参考：https://www.tensorflow.org/alpha/guide/saved_model

TensorFlow保存的模型可用于保存与Python源分离的网络副本。通过保存描述计算的TensorFlow图和包含权重值的检查点来启用此功能。

要创建保存的模型，要做的第一件事是创建要保存的snt.Module：

my_module = snt.nets.MLP([1024, 1024, 10])
my_module(tf.ones([1, input_size]))

接下来，我们需要创建另一个模块来描述我们要导出的模型的特定部分。我们建议这样做（而不是就地修改原始模型），可以对实际输出的内容进行细粒度的控制。这通常可以避免创建非常大的已保存模型，这样一来，只共享模型中要共享的部分即可（例如，你只想共享GAN的生成器，同时使鉴别器不公开）。

@tf.function(input_signature=[tf.TensorSpec([None, input_size])])
def inference(x):
  return my_module(x)

to_save = snt.Module()
to_save.inference = inference
to_save.all_variables = list(my_module.variables)
tf.saved_model.save(to_save, "/tmp/example_saved_model")

现在，我们在/tmp/example_saved_model文件夹中有一个保存的模型：

$ ls -lh /tmp/example_saved_model
total 24K
drwxrwsr-t 2 tomhennigan 154432098 4.0K Apr 28 00:14 assets
-rw-rw-r-- 1 tomhennigan 154432098  14K Apr 28 00:15 saved_model.pb
drwxrwsr-t 2 tomhennigan 154432098 4.0K Apr 28 00:15 variables

加载此模型非常简单，无需在构建已保存模型的任何Python代码的情况下，即可在其他计算机上完成该加载：

loaded = tf.saved_model.load("/tmp/example_saved_model")

# Use the inference method.

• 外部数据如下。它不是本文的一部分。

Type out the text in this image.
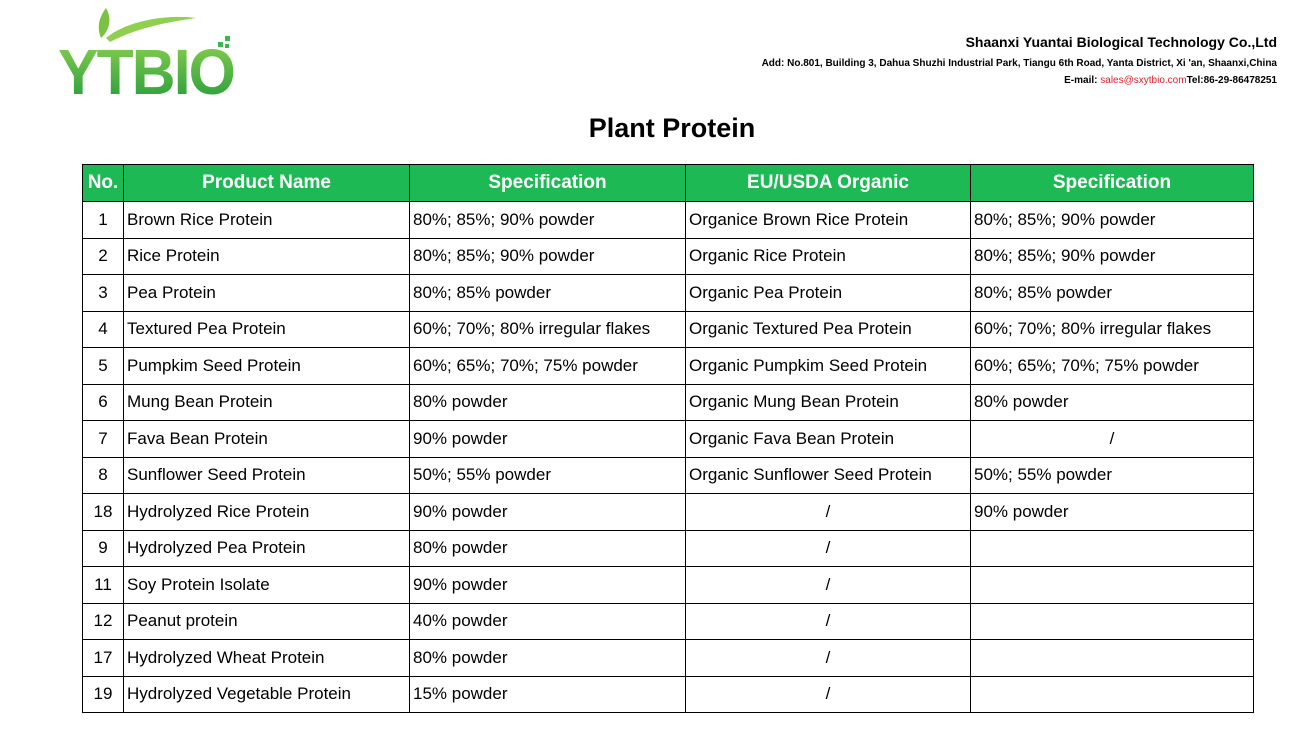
YTBIO	Shaanxi Yuantai Biological Technology Co.,Ltd
Add: No.801, Building 3, Dahua Shuzhi Industrial Park, Tiangu 6th Road, Yanta District, Xi 'an, Shaanxi,China
E-mail: sales@sxytbio.comTel:86-29-86478251
Plant Protein
No.	Product Name	Specification	EU/USDA Organic	Specification
1	Brown Rice Protein	80%; 85%; 90% powder	Organice Brown Rice Protein	80%; 85%; 90% powder
2	Rice Protein	80%; 85%; 90% powder	Organic Rice Protein	80%; 85%; 90% powder
3	Pea Protein	80%; 85% powder	Organic Pea Protein	80%; 85% powder
4	Textured Pea Protein	60%; 70%; 80% irregular flakes	Organic Textured Pea Protein	60%; 70%; 80% irregular flakes
5	Pumpkim Seed Protein	60%; 65%; 70%; 75% powder	Organic Pumpkim Seed Protein	60%; 65%; 70%; 75% powder
6	Mung Bean Protein	80% powder	Organic Mung Bean Protein	80% powder
7	Fava Bean Protein	90% powder	Organic Fava Bean Protein	/
8	Sunflower Seed Protein	50%; 55% powder	Organic Sunflower Seed Protein	50%; 55% powder
18	Hydrolyzed Rice Protein	90% powder	/	90% powder
9	Hydrolyzed Pea Protein	80% powder	/	
11	Soy Protein Isolate	90% powder	/	
12	Peanut protein	40% powder	/	
17	Hydrolyzed Wheat Protein	80% powder	/	
19	Hydrolyzed Vegetable Protein	15% powder	/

Note this doesn't run the Python code from `to_save`
# but instead uses the TensorFlow Graph that is part of the saved model.
loaded.inference(tf.ones([1, input_size]))

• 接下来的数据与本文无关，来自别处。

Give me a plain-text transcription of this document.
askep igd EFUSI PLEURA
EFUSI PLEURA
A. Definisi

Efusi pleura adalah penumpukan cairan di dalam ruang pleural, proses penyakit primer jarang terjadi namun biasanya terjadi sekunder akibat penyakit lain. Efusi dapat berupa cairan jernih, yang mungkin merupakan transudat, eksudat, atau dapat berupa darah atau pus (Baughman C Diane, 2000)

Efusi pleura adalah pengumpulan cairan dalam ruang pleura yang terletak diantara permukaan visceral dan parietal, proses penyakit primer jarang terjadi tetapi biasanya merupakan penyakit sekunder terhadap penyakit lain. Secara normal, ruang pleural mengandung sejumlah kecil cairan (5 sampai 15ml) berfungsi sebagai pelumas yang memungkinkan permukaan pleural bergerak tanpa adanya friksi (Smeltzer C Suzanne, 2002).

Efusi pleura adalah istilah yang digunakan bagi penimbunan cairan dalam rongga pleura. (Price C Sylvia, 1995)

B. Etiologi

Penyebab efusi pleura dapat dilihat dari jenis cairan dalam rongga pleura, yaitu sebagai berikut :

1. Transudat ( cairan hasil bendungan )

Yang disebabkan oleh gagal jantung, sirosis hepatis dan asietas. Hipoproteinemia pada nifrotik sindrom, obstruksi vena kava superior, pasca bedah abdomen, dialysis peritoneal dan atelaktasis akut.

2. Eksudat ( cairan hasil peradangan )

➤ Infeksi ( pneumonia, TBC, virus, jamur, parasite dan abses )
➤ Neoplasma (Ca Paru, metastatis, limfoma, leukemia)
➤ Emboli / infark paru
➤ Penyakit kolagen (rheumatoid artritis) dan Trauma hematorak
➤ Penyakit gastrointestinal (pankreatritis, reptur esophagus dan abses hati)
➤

# The all_variables property can be used to retrieve the restored variables.
assert len(loaded.all_variables) > 0

注意，加载的对象不是Sonnet模块，它是一个容器对象，具有我们在上一个块中添加的特定方法（例如inference）和属性（例如all_variables）。

分布式训练

示例：https://github.com/deepmind/sonnet/blob/v2/examples/distributed_cifar10.ipynb

Sonnet支持使用自定义TensorFlow分布策略进行分布式培训。

Sonnet与使用tf.keras进行的分布式训练之间的主要区别在于，在分配策略下运行时，Sonnet模块和优化器的行为不会有所不同（例如，我们不会平均梯度或同步批处理规范统计信息）。我们认为，用户应该完全控制他们的训练的这些方面，不应将其拷到库中。这里需要权衡的是，你需要在训练脚本中实现这些功能（通常，只有两行代码才能在应用优化程序之前全部减小梯度），或者在具有明确分布意识的模块中进行交换（例如snt.distribute.CrossReplicaBatchNorm）。

我们的分布式Cifar-10示例演示了如何使用Sonnet进行多GPU训练。